# Reflectivity

 related topics {math, energy, light}

In optics and photometry, reflectivity is the fraction of incident radiation reflected by a surface. In general it must be treated as a directional property that is a function of the reflected direction, the incident direction, and the incident wavelength. However it is also commonly averaged over the reflected hemisphere to give the hemispherical spectral reflectivity:

$\rho(\lambda) = \frac{G_{\mathrm{refl}}(\lambda)}{G_{\mathrm{incid}}(\lambda)}$

where Grefl(λ) and Gincid(λ) are the reflected and incident spectral (per wavelength) intensity, respectively.

This can be further averaged over all wavelengths (in a given band of interest—say, optical) to give the total hemispherical reflectivity,

$\rho = \frac{G_{\mathrm{refl}}}{G_{\mathrm{incid}}}$

Reflectivity is an important concept in the fields of optics, solar thermal energy, telecommunication and radar.

## Contents

### Reflectance

Reflectivity and reflectance generally refer to the fraction of incident electromagnetic power that is reflected at an interface, while the term "reflection coefficient" is used for the fraction of electric field reflected.[1][2] The reflectance or reflectivity is thus the square of the magnitude of the reflection coefficient. The reflection coefficient can be expressed as a complex number as determined by the Fresnel equations for a single layer, whereas the reflectance (or reflectivity) is always a positive real number.

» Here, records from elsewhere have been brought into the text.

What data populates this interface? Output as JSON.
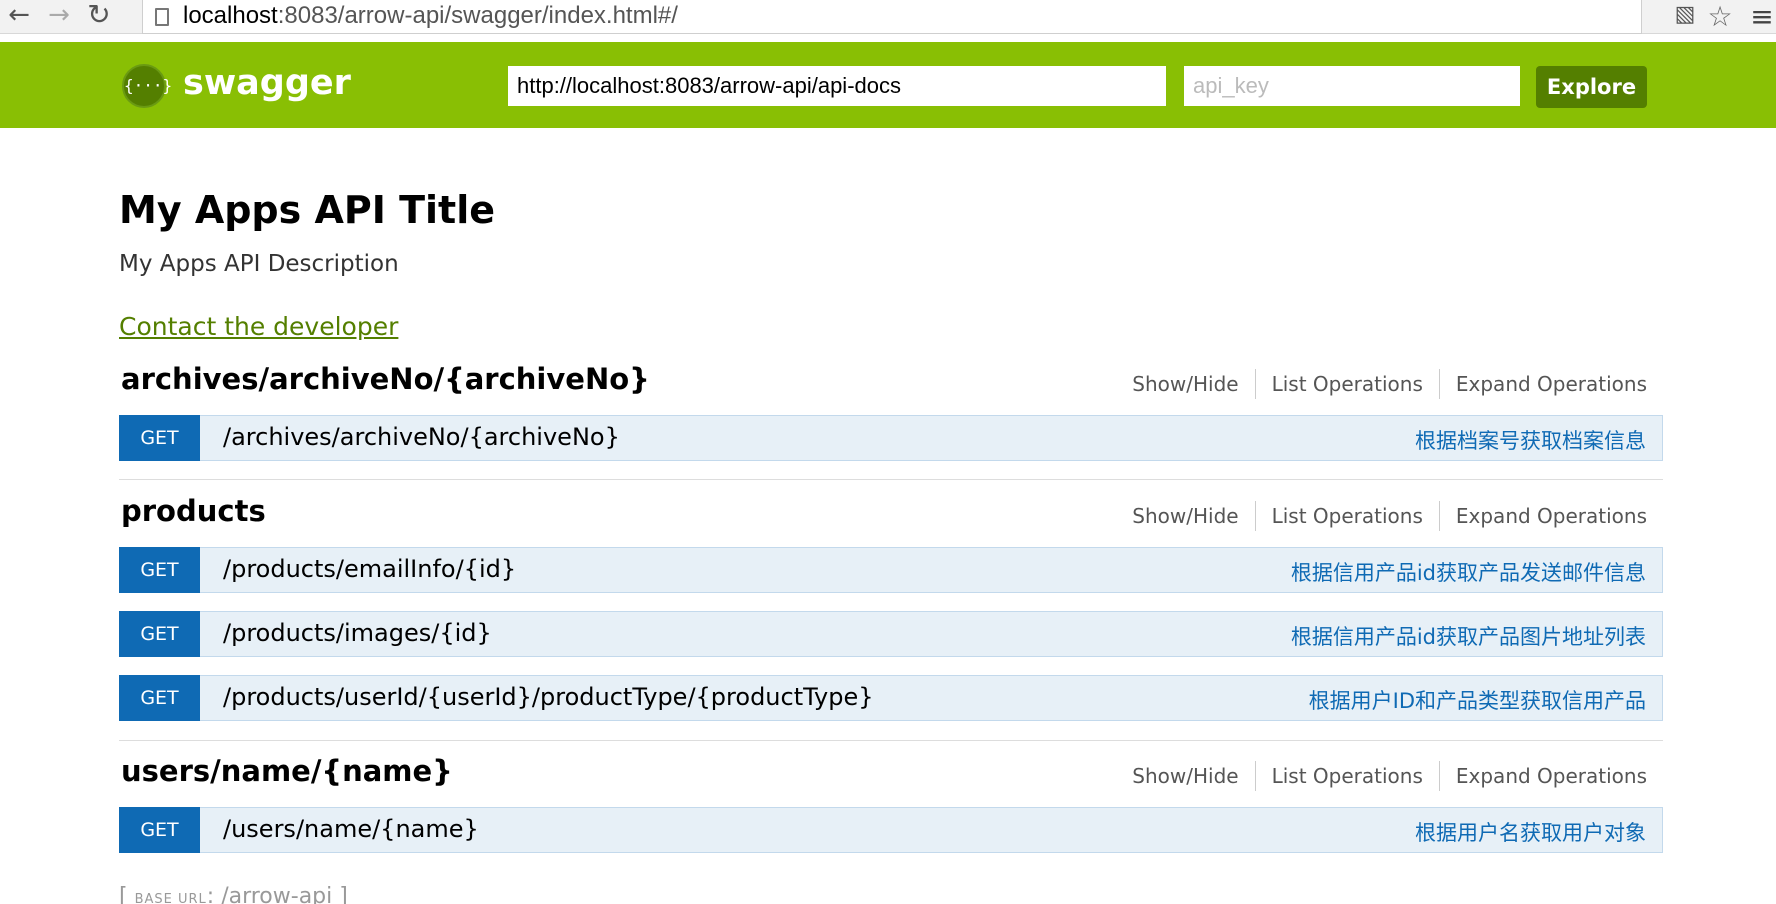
{
  "browser": {
    "url_host": "localhost",
    "url_rest": ":8083/arrow-api/swagger/index.html#/"
  },
  "header": {
    "logo_glyph": "{···}",
    "logo_text": "swagger",
    "api_url_value": "http://localhost:8083/arrow-api/api-docs",
    "api_key_placeholder": "api_key",
    "explore_label": "Explore"
  },
  "info": {
    "title": "My Apps API Title",
    "description": "My Apps API Description",
    "contact_label": "Contact the developer"
  },
  "resource_options": {
    "show_hide": "Show/Hide",
    "list_operations": "List Operations",
    "expand_operations": "Expand Operations"
  },
  "resources": [
    {
      "name": "archives/archiveNo/{archiveNo}",
      "operations": [
        {
          "method": "GET",
          "path": "/archives/archiveNo/{archiveNo}",
          "summary": "根据档案号获取档案信息"
        }
      ]
    },
    {
      "name": "products",
      "operations": [
        {
          "method": "GET",
          "path": "/products/emailInfo/{id}",
          "summary": "根据信用产品id获取产品发送邮件信息"
        },
        {
          "method": "GET",
          "path": "/products/images/{id}",
          "summary": "根据信用产品id获取产品图片地址列表"
        },
        {
          "method": "GET",
          "path": "/products/userId/{userId}/productType/{productType}",
          "summary": "根据用户ID和产品类型获取信用产品"
        }
      ]
    },
    {
      "name": "users/name/{name}",
      "operations": [
        {
          "method": "GET",
          "path": "/users/name/{name}",
          "summary": "根据用户名获取用户对象"
        }
      ]
    }
  ],
  "footer": {
    "base_url_label": "BASE URL",
    "base_url_value": "/arrow-api"
  },
  "colors": {
    "header_green": "#89bf04",
    "explore_button": "#547f00",
    "get_badge": "#0f6ab4",
    "operation_row": "#e7f0f7"
  }
}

According to the CIE (the International Commission on Illumination)[3], reflectivity is distinguished from reflectance by the fact that reflectivity is a value that applies to thick reflecting objects.[4] When reflection occurs from thin layers of material, internal reflection effects can cause the reflectance to vary with surface thickness. Reflectivity is the limit value of reflectance as the surface becomes thick; it is the intrinsic reflectance of the surface, hence irrespective of other parameters such as the reflectance of the rear surface. Another way to interpret this is that the reflectance is the fraction of electromagnetic power reflected from a specific sample, while reflectivity is a property of the material itself, which would be measured on a perfect machine if the material filled half of all space.[5]

The reflectance spectrum or spectral reflectance curve is the plot of the reflectance as a function of wavelength.